2010 yılında İsrail Özel Kuvvetleri’nin Antalya Limanı’ndan yola çıkan insan yardım gemisi Mavi Marmara’ya gerçekleştirdiği operasyondan sonra iki ülke arasındaki ilişkiler 2016’ya kadar dondurulurken Türkiye, Hamas ile ilişkisini hiç koparmadı.
Katar pasaportu taşıyanlar vizesiz Türkiye’ye girebiliyor, her 180 günde 90 gün ikamet edebiliyor
Hamas’ın siyasi kanadının bürosunu Türkiye’ye taşıması gibi bir durum olmadığını belirten Dışişleri Bakanlığı kaynakları, zaman zaman örneğin İstanbul’a seyahat eden Hamas üyeleri olabileceğini ve bunun bazen aile bireylerini ziyaret etme gibi gerekçeleri de olabildiğini işaret ediyor.
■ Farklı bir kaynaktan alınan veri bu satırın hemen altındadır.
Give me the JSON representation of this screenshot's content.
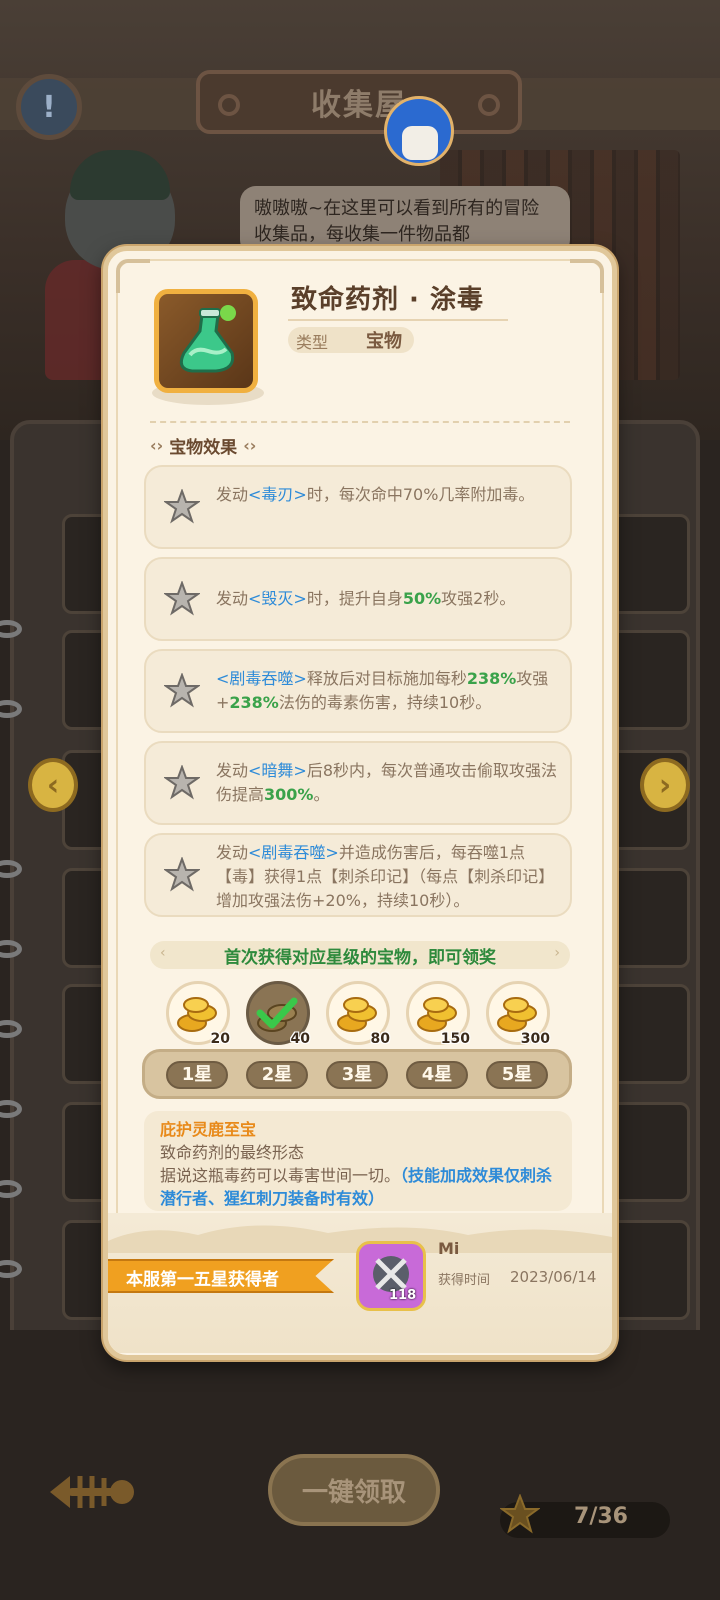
{
  "background": {
    "title": "收集屋",
    "info_icon": "exclamation-icon",
    "npc_speech": "嗷嗷嗷~在这里可以看到所有的冒险收集品，每收集一件物品都",
    "claim_all_label": "一键领取",
    "progress_text": "7/36"
  },
  "item": {
    "name": "致命药剂 · 涂毒",
    "type_label": "类型",
    "type_value": "宝物",
    "icon": "poison-potion-icon"
  },
  "effects_section": {
    "title": "宝物效果",
    "effects": [
      {
        "pre": "发动",
        "kw": "<毒刃>",
        "post": "时，每次命中70%几率附加毒。"
      },
      {
        "pre": "发动",
        "kw": "<毁灭>",
        "mid": "时，提升自身",
        "num": "50%",
        "post": "攻强2秒。"
      },
      {
        "kw": "<剧毒吞噬>",
        "mid": "释放后对目标施加每秒",
        "num": "238%",
        "mid2": "攻强+",
        "num2": "238%",
        "post": "法伤的毒素伤害，持续10秒。"
      },
      {
        "pre": "发动",
        "kw": "<暗舞>",
        "mid": "后8秒内，每次普通攻击偷取攻强法伤提高",
        "num": "300%",
        "post": "。"
      },
      {
        "pre": "发动",
        "kw": "<剧毒吞噬>",
        "post": "并造成伤害后，每吞噬1点【毒】获得1点【刺杀印记】（每点【刺杀印记】增加攻强法伤+20%，持续10秒）。"
      }
    ]
  },
  "rewards": {
    "banner": "首次获得对应星级的宝物，即可领奖",
    "tiers": [
      {
        "star_label": "1星",
        "amount": "20",
        "claimed": false
      },
      {
        "star_label": "2星",
        "amount": "40",
        "claimed": true
      },
      {
        "star_label": "3星",
        "amount": "80",
        "claimed": false
      },
      {
        "star_label": "4星",
        "amount": "150",
        "claimed": false
      },
      {
        "star_label": "5星",
        "amount": "300",
        "claimed": false
      }
    ]
  },
  "description": {
    "title": "庇护灵鹿至宝",
    "line1": "致命药剂的最终形态",
    "line2_plain": "据说这瓶毒药可以毒害世间一切。",
    "line2_blue": "（技能加成效果仅刺杀潜行者、猩红刺刀装备时有效）"
  },
  "first_owner": {
    "banner": "本服第一五星获得者",
    "player_name": "Mi",
    "player_level": "118",
    "obtained_label": "获得时间",
    "obtained_date": "2023/06/14"
  },
  "colors": {
    "keyword_blue": "#2e8bd8",
    "number_green": "#3aa24a",
    "accent_orange": "#f0a020",
    "card_bg": "#fbf3e4"
  }
}
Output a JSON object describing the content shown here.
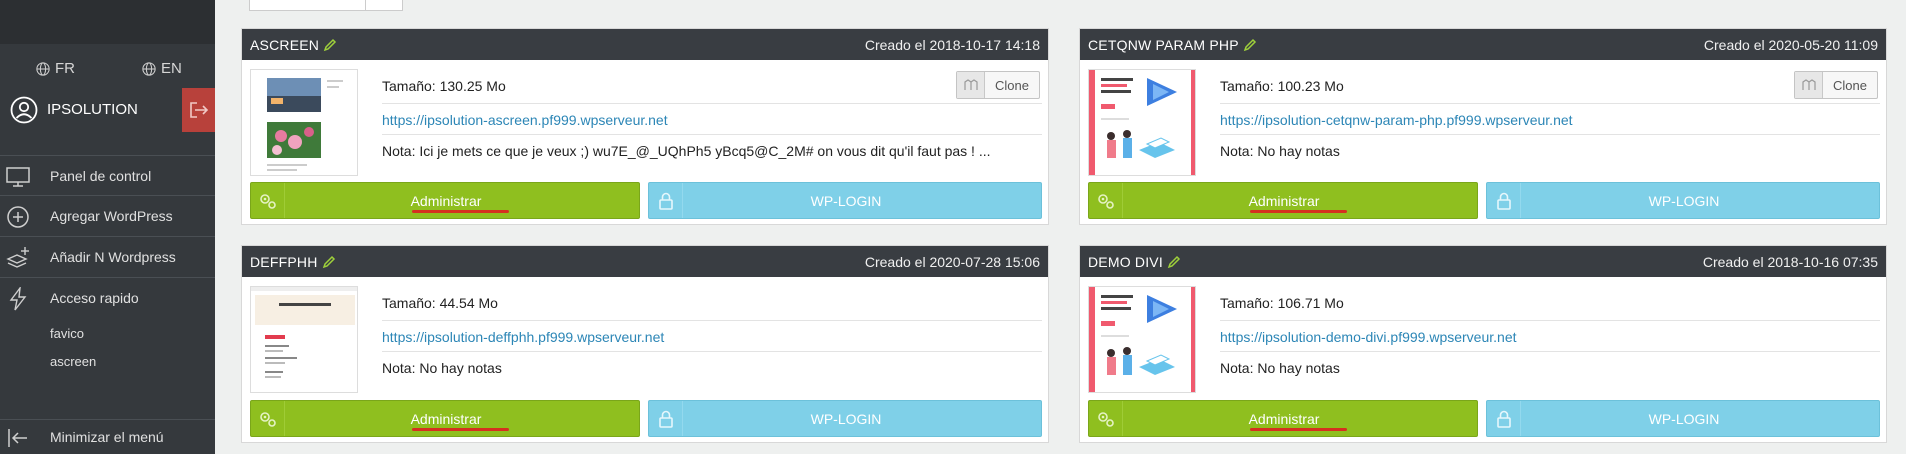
{
  "sidebar": {
    "languages": [
      "FR",
      "EN"
    ],
    "user": "IPSOLUTION",
    "nav": [
      {
        "label": "Panel de control",
        "icon": "monitor-icon"
      },
      {
        "label": "Agregar WordPress",
        "icon": "plus-circle-icon"
      },
      {
        "label": "Añadir N Wordpress",
        "icon": "layers-plus-icon"
      },
      {
        "label": "Acceso rapido",
        "icon": "lightning-icon"
      }
    ],
    "quick_links": [
      "favico",
      "ascreen"
    ],
    "minimize_label": "Minimizar el menú"
  },
  "cards": [
    {
      "title": "ASCREEN",
      "date": "Creado el 2018-10-17 14:18",
      "size": "Tamaño: 130.25 Mo",
      "url": "https://ipsolution-ascreen.pf999.wpserveur.net",
      "note": "Nota: Ici je mets ce que je veux ;) wu7E_@_UQhPh5 yBcq5@C_2M# on vous dit qu'il faut pas ! ...",
      "clone_label": "Clone",
      "admin_label": "Administrar",
      "wp_label": "WP-LOGIN"
    },
    {
      "title": "CETQNW PARAM PHP",
      "date": "Creado el 2020-05-20 11:09",
      "size": "Tamaño: 100.23 Mo",
      "url": "https://ipsolution-cetqnw-param-php.pf999.wpserveur.net",
      "note": "Nota: No hay notas",
      "clone_label": "Clone",
      "admin_label": "Administrar",
      "wp_label": "WP-LOGIN"
    },
    {
      "title": "DEFFPHH",
      "date": "Creado el 2020-07-28 15:06",
      "size": "Tamaño: 44.54 Mo",
      "url": "https://ipsolution-deffphh.pf999.wpserveur.net",
      "note": "Nota: No hay notas",
      "admin_label": "Administrar",
      "wp_label": "WP-LOGIN"
    },
    {
      "title": "DEMO DIVI",
      "date": "Creado el 2018-10-16 07:35",
      "size": "Tamaño: 106.71 Mo",
      "url": "https://ipsolution-demo-divi.pf999.wpserveur.net",
      "note": "Nota: No hay notas",
      "admin_label": "Administrar",
      "wp_label": "WP-LOGIN"
    }
  ],
  "colors": {
    "sidebar_bg": "#35393d",
    "card_header": "#393d42",
    "admin_green": "#8fbf1f",
    "wp_blue": "#7fd0e8",
    "logout_red": "#b8413b",
    "link": "#2c86b6",
    "annotation_red": "#d5301f"
  }
}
Türkiye, Katar pasaportu taşıyanlara, her 180 günde 90 günlük vize muafiyeti bulunuyor. Dolayısıyla Hamas üyelerinden eğer Katar pasaportu sahibi olanlar varsa turistik ziyaret şeklinde de Türkiye’ye vizesiz şekilde giriş-çıkış yapabilir.
Selcen: “Neden Katar ve Mısır bir ölçüde arabuluculuk yapabiliyor da Türkiye bu arabuluculuk rolünü oynayamıyor?”
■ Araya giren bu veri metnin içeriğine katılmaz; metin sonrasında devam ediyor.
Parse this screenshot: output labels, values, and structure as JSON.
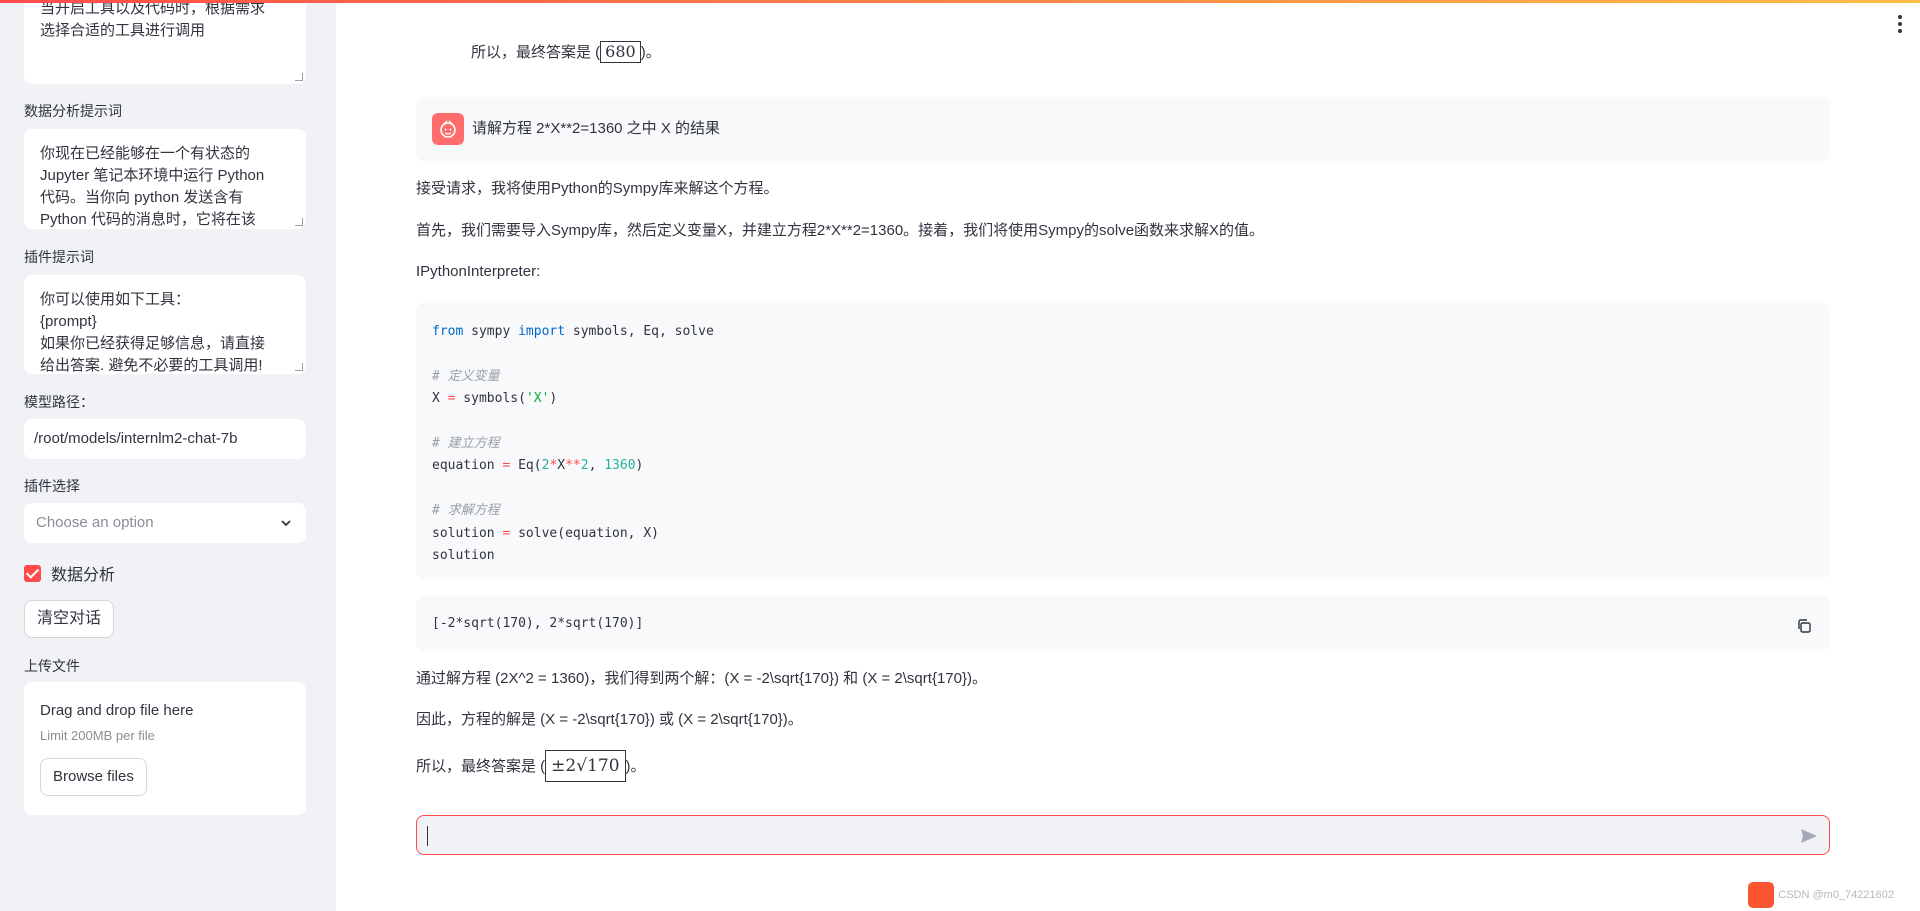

Eski Erbil Başkonsolosu Aydın Selcen, Cumhurbaşkanı Recep Tayyip Erdoğan’ın 17 Nisan 2024’te yaptığı, “Milli Mücadele sırasında Türkiye'deki Kuvayı Milliye ne ise Hamas da işte aynen odur” sözlerini anımsattı.
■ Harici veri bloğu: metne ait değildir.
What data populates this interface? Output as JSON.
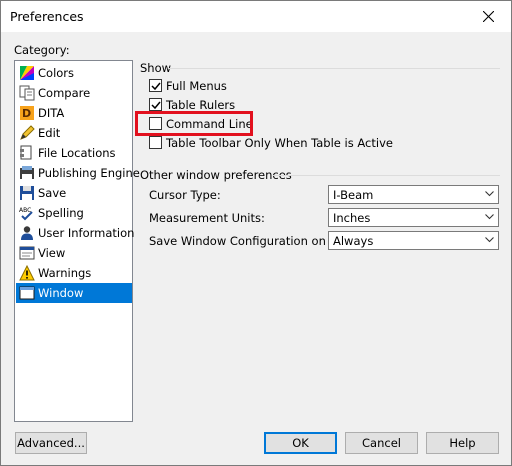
{
  "window": {
    "title": "Preferences"
  },
  "category": {
    "label": "Category:",
    "items": [
      {
        "label": "Colors",
        "icon": "colors-icon"
      },
      {
        "label": "Compare",
        "icon": "compare-icon"
      },
      {
        "label": "DITA",
        "icon": "dita-icon"
      },
      {
        "label": "Edit",
        "icon": "pencil-icon"
      },
      {
        "label": "File Locations",
        "icon": "file-locations-icon"
      },
      {
        "label": "Publishing Engine",
        "icon": "publishing-engine-icon"
      },
      {
        "label": "Save",
        "icon": "floppy-disk-icon"
      },
      {
        "label": "Spelling",
        "icon": "spelling-icon"
      },
      {
        "label": "User Information",
        "icon": "user-icon"
      },
      {
        "label": "View",
        "icon": "eye-icon"
      },
      {
        "label": "Warnings",
        "icon": "warning-icon"
      },
      {
        "label": "Window",
        "icon": "window-icon"
      }
    ],
    "selected": "Window"
  },
  "show": {
    "title": "Show",
    "options": [
      {
        "label": "Full Menus",
        "checked": true
      },
      {
        "label": "Table Rulers",
        "checked": true
      },
      {
        "label": "Command Line",
        "checked": false
      },
      {
        "label": "Table Toolbar Only When Table is Active",
        "checked": false
      }
    ]
  },
  "other": {
    "title": "Other window preferences",
    "fields": [
      {
        "label": "Cursor Type:",
        "value": "I-Beam"
      },
      {
        "label": "Measurement Units:",
        "value": "Inches"
      },
      {
        "label": "Save Window Configuration on Exit:",
        "value": "Always"
      }
    ]
  },
  "buttons": {
    "advanced": "Advanced...",
    "ok": "OK",
    "cancel": "Cancel",
    "help": "Help"
  },
  "colors": {
    "selection": "#0078d7",
    "highlight_box": "#e2101e",
    "default_button_border": "#0078d7"
  }
}
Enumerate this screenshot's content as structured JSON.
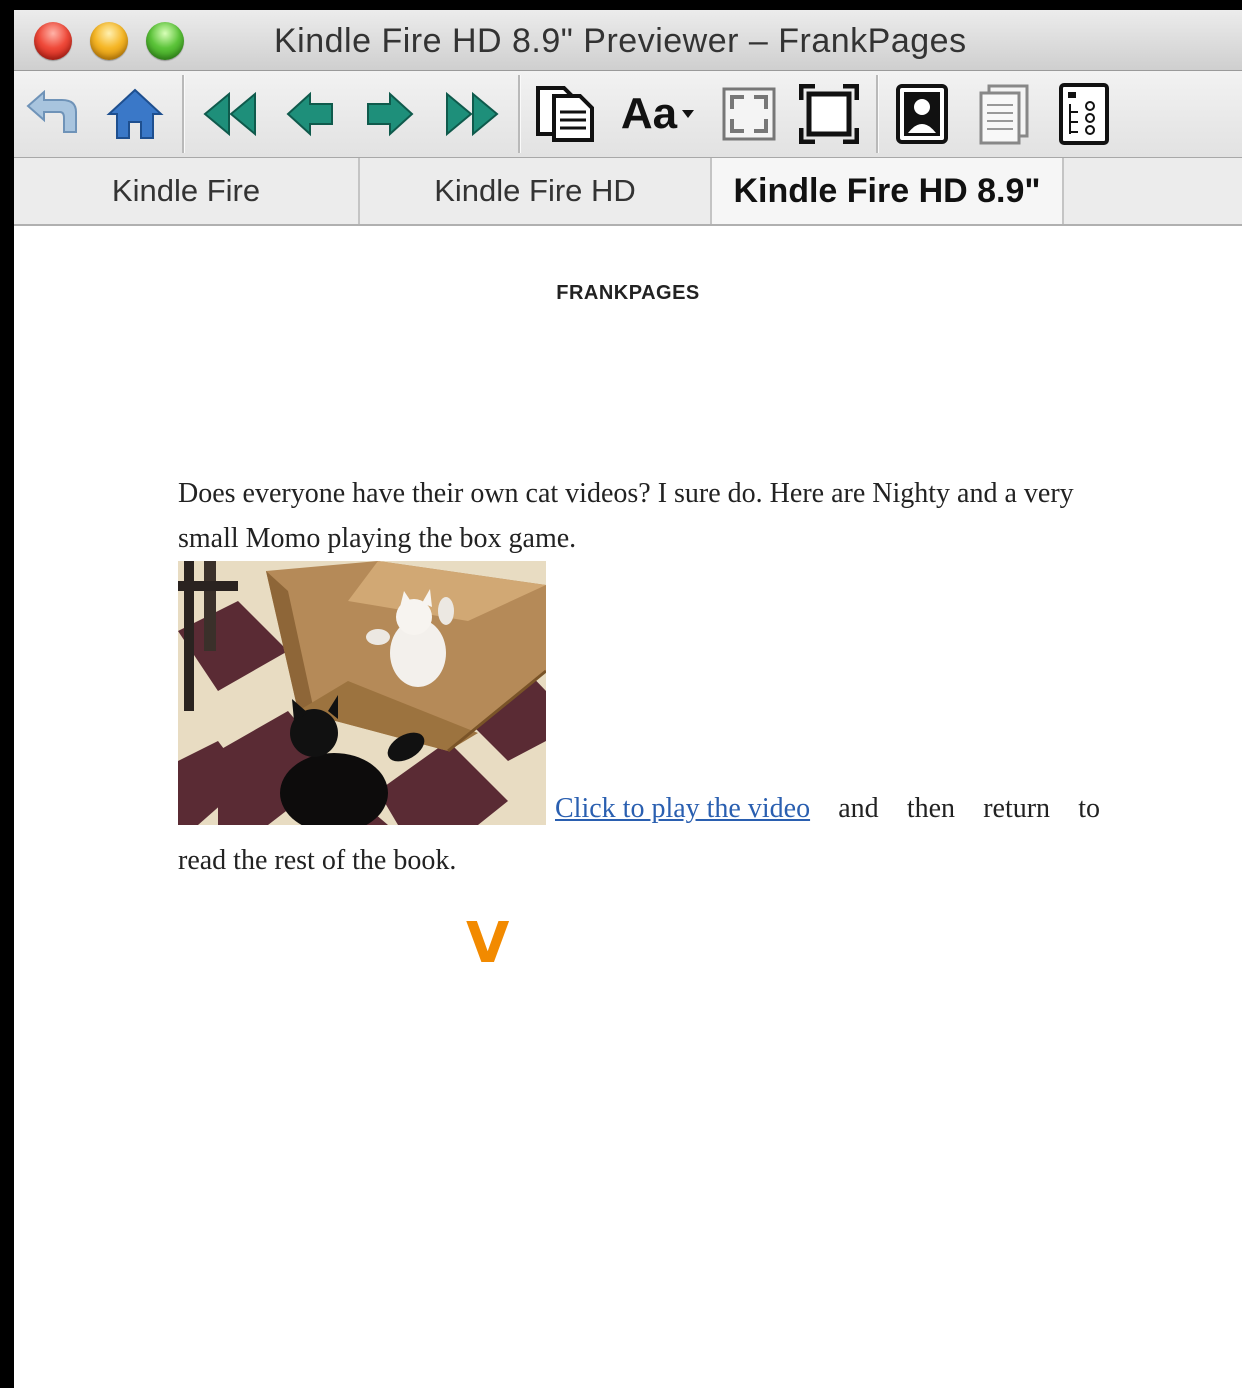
{
  "window": {
    "title": "Kindle Fire HD 8.9\" Previewer – FrankPages"
  },
  "toolbar": {
    "buttons": [
      {
        "name": "undo-button",
        "icon": "undo-icon"
      },
      {
        "name": "home-button",
        "icon": "home-icon"
      },
      {
        "name": "first-page-button",
        "icon": "double-left-arrow-icon"
      },
      {
        "name": "previous-page-button",
        "icon": "left-arrow-icon"
      },
      {
        "name": "next-page-button",
        "icon": "right-arrow-icon"
      },
      {
        "name": "last-page-button",
        "icon": "double-right-arrow-icon"
      },
      {
        "name": "book-content-button",
        "icon": "document-icon"
      },
      {
        "name": "font-size-button",
        "icon": "font-size-icon"
      },
      {
        "name": "fit-page-button",
        "icon": "fit-page-icon"
      },
      {
        "name": "full-screen-button",
        "icon": "fullscreen-icon"
      },
      {
        "name": "portrait-view-button",
        "icon": "portrait-icon"
      },
      {
        "name": "two-page-view-button",
        "icon": "two-page-icon"
      },
      {
        "name": "table-of-contents-button",
        "icon": "toc-icon"
      }
    ],
    "font_button_label": "Aa"
  },
  "tabs": [
    {
      "label": "Kindle Fire",
      "active": false
    },
    {
      "label": "Kindle Fire HD",
      "active": false
    },
    {
      "label": "Kindle Fire HD 8.9\"",
      "active": true
    }
  ],
  "page": {
    "header": "FRANKPAGES",
    "paragraph1": "Does everyone have their own cat videos? I sure do. Here are Nighty and a very small Momo playing the box game.",
    "link_text": "Click to play the video",
    "after_link_words": [
      "and",
      "then",
      "return",
      "to"
    ],
    "paragraph2": "read the rest of the book.",
    "logo_letter": "V"
  },
  "colors": {
    "link": "#2a5fb0",
    "logo": "#f28a00",
    "toolbar_icon_teal": "#1e8f7a",
    "home_icon_blue": "#3a78c8"
  }
}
VOA Türkçe’nin sorularını yanıtlayan Selcen, “Türkiye Dışişleri Bakanlığı bir açıklama yaparak Hamas ofisinin buraya taşınması gibi bir durum olmadığını belirtti. Katar Emiri de Cumhurbaşkanı Erdoğan'la sık görüşen, yakın görüşen, kendine yakın hissettiği bir lider, Türkiye'ye geldi gitti. Bu görüşmede Hamas konusu ele alınmış mıdır? İki lider aralarında Hamas'ın bundan sonraki işlevinin ne olacağı, en azından siyasi kadrosunun nerede bulunacağı üzerinde uzlaşıya varmışlar mıdır bilmem ama Türkiye Cumhurbaşkanı'nın ağzından, en üst düzeyden Hamas’ın ‘Kuvayı Milliye’ olduğu söylendi. ‘Anadolu’yu savunuyor’ dendi. O zaman da herhalde Erdoğan’a ve AK Parti'ye sorulacaktır. ‘Madem Hamas, Kuvayı Milliye o zaman neden Dışişleri ya da ilgili kurumlar Hamas’a sahip çıkıp burada ofis sunmuyor?’ İkinci akla gelen soru da neden Katar ve Mısır bir ölçüde arabuluculuk yapabiliyor da Türkiye bu arabuluculuk rolünü oynayamıyor?” dedi.
“Erdoğan, Trump’ın başkan seçilmesiyle ilişkilere ivme kazandıracağı beklentisinde, Hamas’a ofis açtırmak diplomatik bakımdan intihar olur”
Eski diplomat kişisel olarak desteklemediğini söylese de Türkiye’nin bir ara formül arayışında olabileceği düşüncesinde.
Selcen, “Cumhurbaşkanı Erdoğan'ın Trump'ın ABD Başkanı seçilmesi ile ilişkilere yeni bir ivme kazandırılabileceği beklentisi içinde olduğu açık. Her ne kadar ekibinde onların deyişiyle çok sayıda ‘İsrail yanlısı’ bulunması nedeniyle ihtiyatlı yaklaşım da gelişse, taze bir başlangıç yapma beklentisinin güçlü olduğu anlaşılıyor. Tam da bu aşamada Hamas'a burada bir ofis açtırmak diplomatik bakımdan bir intihar olur. Ama yine de S- 400’de olduğu gibi Şark usulü bir ara, adı konmamış bir oldu bitti, bir ara çözüm bulunabilir. Buradaki üç kişi eğer Katar’a geri dönemiyorlarsa ki dönmeleri için bir neden yok, Türkiye'de kalmaya devam edebilirler. Sessiz dururlar, çok sıkı denetim altında dururlar. Türkiye de uygun kanallardan bu durumu ABD'li müttefiklerle Batılı müttefiklerle paylaşabilir. Bu bir ara çözüm olabilir, ben kişisel olarak buna taraftar olmam doğrusu” diye konuştu."